Today’s lesson from the Big Tree walk is a simple one. Spruce and hemlock self-prune. It occurred to me as Cedar and I hit trail (with some lovely fresh snow) this morning, that these old boys and girls are adept at whatever the opposite of nostalgia is. They don’t cling needlessly to their past; they launch for their future, dropping their lower branches as they go. 

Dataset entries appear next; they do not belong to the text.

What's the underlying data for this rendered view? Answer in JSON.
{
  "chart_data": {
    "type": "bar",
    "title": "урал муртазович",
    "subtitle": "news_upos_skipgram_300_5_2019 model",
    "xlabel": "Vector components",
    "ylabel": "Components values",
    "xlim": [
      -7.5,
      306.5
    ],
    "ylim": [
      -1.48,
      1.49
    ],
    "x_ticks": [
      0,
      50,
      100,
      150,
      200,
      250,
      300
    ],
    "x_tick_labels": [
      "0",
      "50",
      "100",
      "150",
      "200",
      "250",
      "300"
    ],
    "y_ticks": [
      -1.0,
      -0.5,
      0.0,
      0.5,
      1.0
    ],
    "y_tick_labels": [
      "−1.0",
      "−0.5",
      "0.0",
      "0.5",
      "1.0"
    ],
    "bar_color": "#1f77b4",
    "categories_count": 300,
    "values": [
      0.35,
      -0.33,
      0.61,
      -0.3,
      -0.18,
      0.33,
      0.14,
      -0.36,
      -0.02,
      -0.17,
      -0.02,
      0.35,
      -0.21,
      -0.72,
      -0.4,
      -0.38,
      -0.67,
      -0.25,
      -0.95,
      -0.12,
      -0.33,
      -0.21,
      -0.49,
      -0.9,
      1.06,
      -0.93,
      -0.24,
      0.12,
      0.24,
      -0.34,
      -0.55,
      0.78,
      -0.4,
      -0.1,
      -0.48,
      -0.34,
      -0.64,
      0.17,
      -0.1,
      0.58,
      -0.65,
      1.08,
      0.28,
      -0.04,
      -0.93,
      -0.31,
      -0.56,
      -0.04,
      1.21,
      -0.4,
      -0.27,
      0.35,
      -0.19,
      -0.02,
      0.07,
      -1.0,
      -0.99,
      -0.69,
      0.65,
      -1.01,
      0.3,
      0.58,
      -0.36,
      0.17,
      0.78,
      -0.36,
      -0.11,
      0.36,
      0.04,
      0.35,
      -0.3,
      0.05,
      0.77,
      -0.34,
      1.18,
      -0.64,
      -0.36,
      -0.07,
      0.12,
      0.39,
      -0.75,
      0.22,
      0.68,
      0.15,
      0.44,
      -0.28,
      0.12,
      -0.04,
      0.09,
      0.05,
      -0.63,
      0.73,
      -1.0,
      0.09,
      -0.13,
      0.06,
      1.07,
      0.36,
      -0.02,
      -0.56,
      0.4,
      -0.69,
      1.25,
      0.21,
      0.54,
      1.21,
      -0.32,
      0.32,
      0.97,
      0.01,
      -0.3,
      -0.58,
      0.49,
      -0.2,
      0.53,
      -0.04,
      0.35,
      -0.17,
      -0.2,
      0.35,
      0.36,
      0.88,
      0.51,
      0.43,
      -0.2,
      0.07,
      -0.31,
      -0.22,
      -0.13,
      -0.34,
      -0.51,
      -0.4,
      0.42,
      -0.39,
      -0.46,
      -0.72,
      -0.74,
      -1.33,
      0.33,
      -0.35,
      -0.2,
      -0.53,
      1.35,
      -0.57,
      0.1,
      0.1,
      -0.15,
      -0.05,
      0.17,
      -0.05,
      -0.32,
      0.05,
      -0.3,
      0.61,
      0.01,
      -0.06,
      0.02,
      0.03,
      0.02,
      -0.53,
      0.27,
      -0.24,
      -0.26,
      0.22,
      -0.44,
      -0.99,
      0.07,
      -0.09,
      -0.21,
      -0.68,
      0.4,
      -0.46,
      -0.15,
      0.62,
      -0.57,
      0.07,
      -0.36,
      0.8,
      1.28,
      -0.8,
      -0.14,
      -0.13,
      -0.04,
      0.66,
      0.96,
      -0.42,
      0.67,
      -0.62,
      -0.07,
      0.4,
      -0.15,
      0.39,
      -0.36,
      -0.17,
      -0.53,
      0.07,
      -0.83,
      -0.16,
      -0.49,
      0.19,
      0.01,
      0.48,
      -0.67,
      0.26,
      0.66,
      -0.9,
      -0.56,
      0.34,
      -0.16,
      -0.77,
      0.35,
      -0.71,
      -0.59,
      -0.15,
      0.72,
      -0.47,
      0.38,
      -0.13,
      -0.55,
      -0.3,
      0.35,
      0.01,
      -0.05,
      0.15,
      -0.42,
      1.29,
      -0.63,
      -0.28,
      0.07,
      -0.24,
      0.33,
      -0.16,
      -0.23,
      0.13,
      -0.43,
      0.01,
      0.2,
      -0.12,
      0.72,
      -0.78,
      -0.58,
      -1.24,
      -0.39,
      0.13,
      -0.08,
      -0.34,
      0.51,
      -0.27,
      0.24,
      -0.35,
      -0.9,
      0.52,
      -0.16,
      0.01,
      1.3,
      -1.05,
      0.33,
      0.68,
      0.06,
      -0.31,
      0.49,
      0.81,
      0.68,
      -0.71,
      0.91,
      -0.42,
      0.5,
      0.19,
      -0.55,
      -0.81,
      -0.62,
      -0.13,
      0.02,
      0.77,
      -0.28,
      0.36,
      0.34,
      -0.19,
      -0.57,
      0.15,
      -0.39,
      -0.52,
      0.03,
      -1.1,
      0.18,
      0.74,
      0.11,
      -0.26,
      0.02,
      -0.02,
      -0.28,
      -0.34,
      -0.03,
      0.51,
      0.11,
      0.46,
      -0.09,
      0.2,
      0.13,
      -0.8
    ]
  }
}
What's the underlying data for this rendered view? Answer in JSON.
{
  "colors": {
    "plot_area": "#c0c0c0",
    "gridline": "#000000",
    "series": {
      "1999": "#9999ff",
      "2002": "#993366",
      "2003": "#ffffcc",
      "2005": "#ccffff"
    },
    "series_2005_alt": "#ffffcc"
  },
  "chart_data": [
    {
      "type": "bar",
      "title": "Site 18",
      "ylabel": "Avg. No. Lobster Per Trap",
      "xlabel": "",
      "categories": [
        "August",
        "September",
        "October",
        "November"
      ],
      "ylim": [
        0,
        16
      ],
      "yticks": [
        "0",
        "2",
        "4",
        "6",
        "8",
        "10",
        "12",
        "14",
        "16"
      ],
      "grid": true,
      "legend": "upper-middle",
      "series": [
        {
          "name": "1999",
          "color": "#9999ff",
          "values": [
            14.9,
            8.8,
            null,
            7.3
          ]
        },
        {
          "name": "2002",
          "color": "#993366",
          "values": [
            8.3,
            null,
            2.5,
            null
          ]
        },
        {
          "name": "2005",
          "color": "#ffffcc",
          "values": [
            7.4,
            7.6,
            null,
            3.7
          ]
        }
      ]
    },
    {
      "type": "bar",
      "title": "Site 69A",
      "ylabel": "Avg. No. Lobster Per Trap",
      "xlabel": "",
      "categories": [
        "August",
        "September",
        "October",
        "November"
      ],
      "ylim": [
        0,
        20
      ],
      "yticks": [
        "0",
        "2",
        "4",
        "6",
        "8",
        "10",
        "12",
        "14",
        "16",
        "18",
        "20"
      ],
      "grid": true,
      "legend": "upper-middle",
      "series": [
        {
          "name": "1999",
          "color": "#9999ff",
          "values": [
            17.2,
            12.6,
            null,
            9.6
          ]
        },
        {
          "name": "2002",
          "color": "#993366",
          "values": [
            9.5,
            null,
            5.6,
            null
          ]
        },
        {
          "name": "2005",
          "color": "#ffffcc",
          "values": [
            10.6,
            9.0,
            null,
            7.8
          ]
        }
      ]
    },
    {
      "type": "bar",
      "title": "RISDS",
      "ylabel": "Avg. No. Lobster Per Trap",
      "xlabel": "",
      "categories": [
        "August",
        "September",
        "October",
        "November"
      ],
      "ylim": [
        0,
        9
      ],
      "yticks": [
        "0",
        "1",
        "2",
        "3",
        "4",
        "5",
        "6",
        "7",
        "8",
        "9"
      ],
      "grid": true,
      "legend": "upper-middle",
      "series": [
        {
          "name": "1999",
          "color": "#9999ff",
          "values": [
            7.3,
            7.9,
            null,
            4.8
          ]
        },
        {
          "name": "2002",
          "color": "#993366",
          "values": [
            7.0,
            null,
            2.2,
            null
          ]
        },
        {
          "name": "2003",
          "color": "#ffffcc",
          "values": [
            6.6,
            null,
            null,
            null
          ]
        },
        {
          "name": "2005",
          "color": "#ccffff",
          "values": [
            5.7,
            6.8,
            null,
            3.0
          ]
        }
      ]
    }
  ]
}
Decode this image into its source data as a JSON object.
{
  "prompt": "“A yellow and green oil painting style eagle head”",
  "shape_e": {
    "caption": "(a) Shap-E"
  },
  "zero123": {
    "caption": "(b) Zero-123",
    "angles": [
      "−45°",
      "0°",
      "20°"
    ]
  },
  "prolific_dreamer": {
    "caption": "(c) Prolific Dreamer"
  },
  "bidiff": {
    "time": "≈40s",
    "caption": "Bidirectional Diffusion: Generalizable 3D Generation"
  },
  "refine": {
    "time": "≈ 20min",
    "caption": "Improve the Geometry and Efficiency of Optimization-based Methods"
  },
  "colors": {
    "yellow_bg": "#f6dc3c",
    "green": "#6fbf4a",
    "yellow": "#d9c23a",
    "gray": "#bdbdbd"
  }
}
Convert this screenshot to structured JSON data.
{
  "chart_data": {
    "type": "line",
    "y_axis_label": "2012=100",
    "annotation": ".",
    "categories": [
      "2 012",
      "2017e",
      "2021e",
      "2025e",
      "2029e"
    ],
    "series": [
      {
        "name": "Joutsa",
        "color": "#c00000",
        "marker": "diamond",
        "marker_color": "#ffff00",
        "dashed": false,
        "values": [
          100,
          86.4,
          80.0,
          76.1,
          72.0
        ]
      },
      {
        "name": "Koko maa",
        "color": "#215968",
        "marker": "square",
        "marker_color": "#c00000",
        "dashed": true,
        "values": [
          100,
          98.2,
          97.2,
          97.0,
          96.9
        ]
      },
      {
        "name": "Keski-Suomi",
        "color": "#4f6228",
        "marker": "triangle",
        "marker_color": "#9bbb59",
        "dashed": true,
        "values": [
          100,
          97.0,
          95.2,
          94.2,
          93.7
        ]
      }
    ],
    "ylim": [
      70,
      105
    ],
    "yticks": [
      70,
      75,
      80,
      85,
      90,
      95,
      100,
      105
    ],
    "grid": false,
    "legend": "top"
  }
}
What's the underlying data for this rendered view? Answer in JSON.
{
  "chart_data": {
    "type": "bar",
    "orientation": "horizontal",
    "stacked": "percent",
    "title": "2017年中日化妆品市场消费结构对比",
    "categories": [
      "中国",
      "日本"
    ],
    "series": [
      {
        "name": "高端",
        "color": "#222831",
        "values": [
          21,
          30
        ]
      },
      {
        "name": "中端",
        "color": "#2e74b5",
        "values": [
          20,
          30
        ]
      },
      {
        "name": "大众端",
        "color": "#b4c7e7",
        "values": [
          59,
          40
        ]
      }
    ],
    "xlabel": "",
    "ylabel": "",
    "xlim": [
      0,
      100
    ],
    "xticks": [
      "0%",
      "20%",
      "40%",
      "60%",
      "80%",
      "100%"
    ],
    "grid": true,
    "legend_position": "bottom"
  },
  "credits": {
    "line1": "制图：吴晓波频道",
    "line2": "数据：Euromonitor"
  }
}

I was reading this morning that there’s a sort of cost-benefit analysis going on here. While curiosity might pay to the raven, sentimentality pays no dividends for our local spruce and hemlock. Don’t pull your weight? We’ll just cut you off from nutrients and engage “cellular senescence.” In addition to being a much prettier sounding word than “cladoptosis,” senescence allows some juicy anthropomorphism. Maybe we can age with such sibilant grace, leaving behind things that no longer serve us and growing, still, with full-on optimism for the future. 

But even when the tree cuts off the goodies from its lower branches, it has no way to clean house. Like the rest of us, it awaits the days or the years’ surprises, all the forces of the forest itself—rain, snow, insects, fungi, to… as President Biden implored us last week, “finish the job.” 

Cedar, by the way, has finished the job of being full grown. She’s eighteen months, with no senescence in sight—only sighs that the walk is done.